Le vieil homme a-t-il eu vent de quelque chose ? Ou le souvenir d’une tragédie plus ancienne remonte-il de sa mémoire fissurée ?

La tempête touche Siglufjördur plus rapidement que prévu. Il n’y a bientôt plus ni électricité ni chauffage dans le petit port de pêche. C’est alors que la maison de la victime, comme un ultime signal, est cambriolée. Ari Thór s’évertue désespérément à rassembler les pièces du puzzle, tandis qu’une vérité innommable émerge peu à peu du blizzard.

Avis : 4.8/5

Personnages : 5/5
Décors : 4/5
Trame : 5/5
Emotion : 5/5
Globale : 5/5

Quel plaisir de retrouver notre ami Ragnar Jónasson avec une nouvelle aventure de son héros Ari Thór ! L’auteur nous fait également l’honneur de découvrir son 6ème opus en avant-première mondiale ! Hé oui, Ragnar se met au français… donc qui se lance pour faire de même avec l’islandais ? Allons décortiquer davantage ce roman de 230 pages.
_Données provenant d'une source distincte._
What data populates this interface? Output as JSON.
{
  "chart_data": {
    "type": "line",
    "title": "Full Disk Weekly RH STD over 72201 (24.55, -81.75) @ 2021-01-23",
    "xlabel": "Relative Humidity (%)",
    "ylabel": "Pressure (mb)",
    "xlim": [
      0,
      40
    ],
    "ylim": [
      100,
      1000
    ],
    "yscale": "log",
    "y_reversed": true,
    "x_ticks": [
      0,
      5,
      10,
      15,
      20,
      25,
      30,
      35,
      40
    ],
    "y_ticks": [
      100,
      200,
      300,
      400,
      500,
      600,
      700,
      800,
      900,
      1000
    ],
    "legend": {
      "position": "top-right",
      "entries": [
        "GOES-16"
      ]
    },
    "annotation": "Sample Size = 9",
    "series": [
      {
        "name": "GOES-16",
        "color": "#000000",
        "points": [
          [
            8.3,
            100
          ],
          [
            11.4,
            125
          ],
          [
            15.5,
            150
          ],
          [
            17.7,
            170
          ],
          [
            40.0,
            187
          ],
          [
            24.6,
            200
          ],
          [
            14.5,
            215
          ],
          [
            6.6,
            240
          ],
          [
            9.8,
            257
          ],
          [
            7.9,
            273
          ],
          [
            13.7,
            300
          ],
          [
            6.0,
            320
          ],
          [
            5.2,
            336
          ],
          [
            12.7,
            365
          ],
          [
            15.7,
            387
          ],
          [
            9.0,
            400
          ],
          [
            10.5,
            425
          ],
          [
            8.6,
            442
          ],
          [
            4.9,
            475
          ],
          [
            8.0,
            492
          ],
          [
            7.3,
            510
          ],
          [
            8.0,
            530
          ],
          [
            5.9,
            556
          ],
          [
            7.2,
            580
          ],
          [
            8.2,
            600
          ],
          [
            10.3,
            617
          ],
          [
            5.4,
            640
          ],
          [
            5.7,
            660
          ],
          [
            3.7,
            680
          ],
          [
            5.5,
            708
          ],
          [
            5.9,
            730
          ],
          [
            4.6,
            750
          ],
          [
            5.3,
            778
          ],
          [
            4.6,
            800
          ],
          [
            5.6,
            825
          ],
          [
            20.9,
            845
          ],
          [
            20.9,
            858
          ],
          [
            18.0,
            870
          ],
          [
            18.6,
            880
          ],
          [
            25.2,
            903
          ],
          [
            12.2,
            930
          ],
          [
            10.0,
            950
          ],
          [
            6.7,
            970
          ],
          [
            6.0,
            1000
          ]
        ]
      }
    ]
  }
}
Pour ceux qui ont suivi les aventures précédentes, vous savez qu’Ari est passé inspecteur suite à la mutation de son chef Tómas. Ari n’aura cesse de regretter son départ et la nostalgie va aller jusqu’à appeler ce dernier, comme s’ils étaient au bon vieux temps. Du coup, Ögmundur, son nouveau subalterne fraîchement sorti de l’école de police, fait son apparition. Bien qu’Ari ne soit pas d’astreinte, il devra reprendre du service pour dénouer ce drame, quite à laisser sur la touche son collègue autant dépassé que limité. D’ailleurs, on voit assez peu Ögmundur, ce joyeux luron proche des autochtones cantonné aux petites tâches.
Côté personnel, pour Ari, c’est très complexe. En effet, son ex et son fils sont venus le voir pour Pâques et il jongle difficilement entre travail et vie familiale ; comme d’habitude. Il remet également en question son statut avec Kristín mais parvient cependant à s’amouracher de leur fils Stefnir qui lui manque cruellement. Au même moment, un autre personnage important de Snjór réapparaît au plus mauvais moment et joue avec le coeur du pauvre inspecteur.
Le drame, à présent. Une jeune fille de dix-neuf ans, parfaitement studieuse, est retrouvée morte, en pleine nuit, au milieu de la route principal. Tout indique qu’Unnur – c’est son prénom – a sauté d’un balcon. Selon les dires de sa mère Salvör, ceci est impossible tant sa progéniture est exemplaire, travailleuse et heureuse. L’arrivée du père, Svavar, va chambouler l’inspecteur tant ce dernier en impose. Et quel est le rôle joué par Gudjón, le veil artiste qui a trouvé le cadavre tandis qu’il déambulait à pareille heure ? Et pourquoi le couple habitant l’immeuble a-t-il ouvert à Unnur ? Ont-ils quelque chose à se reprocher ? Car Jóhann et Jónina paraissent bien mal à l’aise. L’autre locataire, Bjarki, un historien quarantenaire, était absent ce jour-là. Aurait-il un lien avec la victime ? Et si quelqu’un avait poussé Unnur ? Lorsqu’une camarade de classe d’Unnur viendra voir Ari, l’enquête va prendre un sérieux tournant.
En parallèle de cette « accident », un vieillard en maison de repos ne cesse de clamer : « Elle a été assassinée ». Difficile de prendre au sérieux le vieil Hávardur car il est atteint de démence. Il est suivi par Hesir, un médecin qui n’apprécie guère qu’on fasse une mauvaise publicité pour sa clinique qui lui a coûté toute sa fortune. Rosá, la femme du médecin, se méfie également alors qu’Ari s’intéresse de trop près de Hávardur.
On était habitué à suivre beaucoup de personnages bien définis par Ragnar Jónasson et il ne nous déçoit pas avec Sigló. Cette aspect m’a fortement rappelé Snjór au détriment des autres. Un grand travail réalisé encore ici, indéniablement le point fort de l’auteur.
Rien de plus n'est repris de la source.